OpenAI API compatible FastChat T5 3B
Image Details
- Image name:
modelzai/llm-fastchat-t5-3b
(opens in a new tab) - Repository: tensorchord/modelz-llm (opens in a new tab)
- Dockerfile: Dockerfile (opens in a new tab)
Deployment
mdz
You could deploy with the following command:
$ mdz deploy --image modelzai/llm-fastchat-t5-3b:23.07.4 --name llm
Inference llm is created
$ mdz list
NAME ENDPOINT STATUS INVOCATIONS REPLICAS
llm http://llm-qh2n0y28ybqc36oc.146.235.213.84.modelz.live Ready 174 1/1
http://146.235.213.84.modelz.live/inference/llm.default
You could access the deployment by visiting the endpoint URL. The endpoint will be automatically generated for each deployment with the following format: <name>-<random-string>.<ip>.modelz.live
.
It is http://llm-qh2n0y28ybqc36oc.146.235.213.84.modelz.live
in this case.
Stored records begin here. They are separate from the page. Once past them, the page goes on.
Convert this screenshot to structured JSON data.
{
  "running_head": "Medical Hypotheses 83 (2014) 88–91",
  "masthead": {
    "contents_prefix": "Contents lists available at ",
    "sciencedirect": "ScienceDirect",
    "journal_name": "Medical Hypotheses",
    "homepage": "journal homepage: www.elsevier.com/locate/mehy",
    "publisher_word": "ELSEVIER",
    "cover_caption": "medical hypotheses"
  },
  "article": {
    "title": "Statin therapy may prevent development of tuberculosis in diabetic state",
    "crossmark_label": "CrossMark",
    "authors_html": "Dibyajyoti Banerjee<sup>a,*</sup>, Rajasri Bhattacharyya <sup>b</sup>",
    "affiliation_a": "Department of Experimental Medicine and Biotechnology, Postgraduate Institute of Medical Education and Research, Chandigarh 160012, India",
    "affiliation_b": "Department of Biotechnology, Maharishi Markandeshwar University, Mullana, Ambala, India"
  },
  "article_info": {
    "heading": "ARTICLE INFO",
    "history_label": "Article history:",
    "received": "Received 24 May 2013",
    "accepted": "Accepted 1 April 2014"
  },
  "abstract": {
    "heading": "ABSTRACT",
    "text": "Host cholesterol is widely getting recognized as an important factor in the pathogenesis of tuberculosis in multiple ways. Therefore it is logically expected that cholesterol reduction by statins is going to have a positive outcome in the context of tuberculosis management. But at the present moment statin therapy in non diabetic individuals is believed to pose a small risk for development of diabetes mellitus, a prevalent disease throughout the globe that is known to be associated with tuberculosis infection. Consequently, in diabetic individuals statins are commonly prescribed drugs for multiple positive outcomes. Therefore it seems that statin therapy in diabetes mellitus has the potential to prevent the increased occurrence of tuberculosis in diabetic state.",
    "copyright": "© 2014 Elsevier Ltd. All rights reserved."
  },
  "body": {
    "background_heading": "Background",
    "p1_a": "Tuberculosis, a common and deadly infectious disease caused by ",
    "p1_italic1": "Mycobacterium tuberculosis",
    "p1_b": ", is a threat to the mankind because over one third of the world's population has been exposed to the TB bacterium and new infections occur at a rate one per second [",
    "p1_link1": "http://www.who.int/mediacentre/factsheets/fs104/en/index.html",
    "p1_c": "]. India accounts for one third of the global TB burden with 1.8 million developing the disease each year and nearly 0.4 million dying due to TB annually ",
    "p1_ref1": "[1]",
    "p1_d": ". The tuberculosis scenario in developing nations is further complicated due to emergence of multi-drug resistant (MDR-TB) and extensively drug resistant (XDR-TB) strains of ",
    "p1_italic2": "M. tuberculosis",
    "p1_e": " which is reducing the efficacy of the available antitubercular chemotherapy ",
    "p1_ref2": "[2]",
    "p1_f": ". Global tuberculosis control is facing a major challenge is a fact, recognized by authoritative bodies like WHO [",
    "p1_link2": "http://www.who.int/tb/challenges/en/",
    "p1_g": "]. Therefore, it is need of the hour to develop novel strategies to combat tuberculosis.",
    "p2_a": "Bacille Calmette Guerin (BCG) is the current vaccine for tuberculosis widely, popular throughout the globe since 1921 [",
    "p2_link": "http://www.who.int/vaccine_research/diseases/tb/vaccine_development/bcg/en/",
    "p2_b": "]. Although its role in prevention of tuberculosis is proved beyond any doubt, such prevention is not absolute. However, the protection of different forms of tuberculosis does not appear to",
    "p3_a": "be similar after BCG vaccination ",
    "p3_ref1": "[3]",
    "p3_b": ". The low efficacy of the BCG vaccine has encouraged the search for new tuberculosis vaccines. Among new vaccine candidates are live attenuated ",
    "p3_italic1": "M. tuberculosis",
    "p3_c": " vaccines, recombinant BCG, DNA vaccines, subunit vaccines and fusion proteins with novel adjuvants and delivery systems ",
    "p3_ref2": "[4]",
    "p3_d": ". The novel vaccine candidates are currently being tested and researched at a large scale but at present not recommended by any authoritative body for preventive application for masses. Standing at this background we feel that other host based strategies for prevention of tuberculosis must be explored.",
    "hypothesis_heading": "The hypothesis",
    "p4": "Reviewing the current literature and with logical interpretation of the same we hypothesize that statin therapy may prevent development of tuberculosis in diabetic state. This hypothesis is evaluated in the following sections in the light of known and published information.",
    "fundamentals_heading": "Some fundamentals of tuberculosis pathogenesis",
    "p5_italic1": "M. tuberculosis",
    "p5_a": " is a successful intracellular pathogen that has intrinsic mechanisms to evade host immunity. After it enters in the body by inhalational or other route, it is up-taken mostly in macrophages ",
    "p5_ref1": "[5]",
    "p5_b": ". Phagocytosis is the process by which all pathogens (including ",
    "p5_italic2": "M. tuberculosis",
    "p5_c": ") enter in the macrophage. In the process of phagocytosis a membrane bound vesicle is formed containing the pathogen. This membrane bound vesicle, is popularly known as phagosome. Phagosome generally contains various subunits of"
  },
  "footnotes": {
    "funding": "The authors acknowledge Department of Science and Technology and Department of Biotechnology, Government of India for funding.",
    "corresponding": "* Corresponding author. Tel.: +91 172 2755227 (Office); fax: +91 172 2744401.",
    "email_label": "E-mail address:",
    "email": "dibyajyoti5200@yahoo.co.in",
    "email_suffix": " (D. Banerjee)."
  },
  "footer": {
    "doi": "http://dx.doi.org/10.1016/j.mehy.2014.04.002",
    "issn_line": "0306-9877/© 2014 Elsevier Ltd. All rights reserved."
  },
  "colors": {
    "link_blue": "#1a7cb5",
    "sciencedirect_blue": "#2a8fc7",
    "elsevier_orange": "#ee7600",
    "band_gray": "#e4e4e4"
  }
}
The endpoint could be accessed from the outside world as well if you've provided the public IP address of your server to the mdz server start
command.
How to use
You could use OpenAI python package to access the endpoint:
import openai
openai.api_base="http://llm-qh2n0y28ybqc36oc.146.235.213.84.modelz.live"
openai.api_key="any"
# create a chat completion
chat_completion = openai.ChatCompletion.create(model="any", messages=[
{"role": "user", "content": "Who are you?"},
{"role": "assistant", "content": "I am a student"},
{"role": "user", "content": "What do you learn?"},
], max_tokens=100)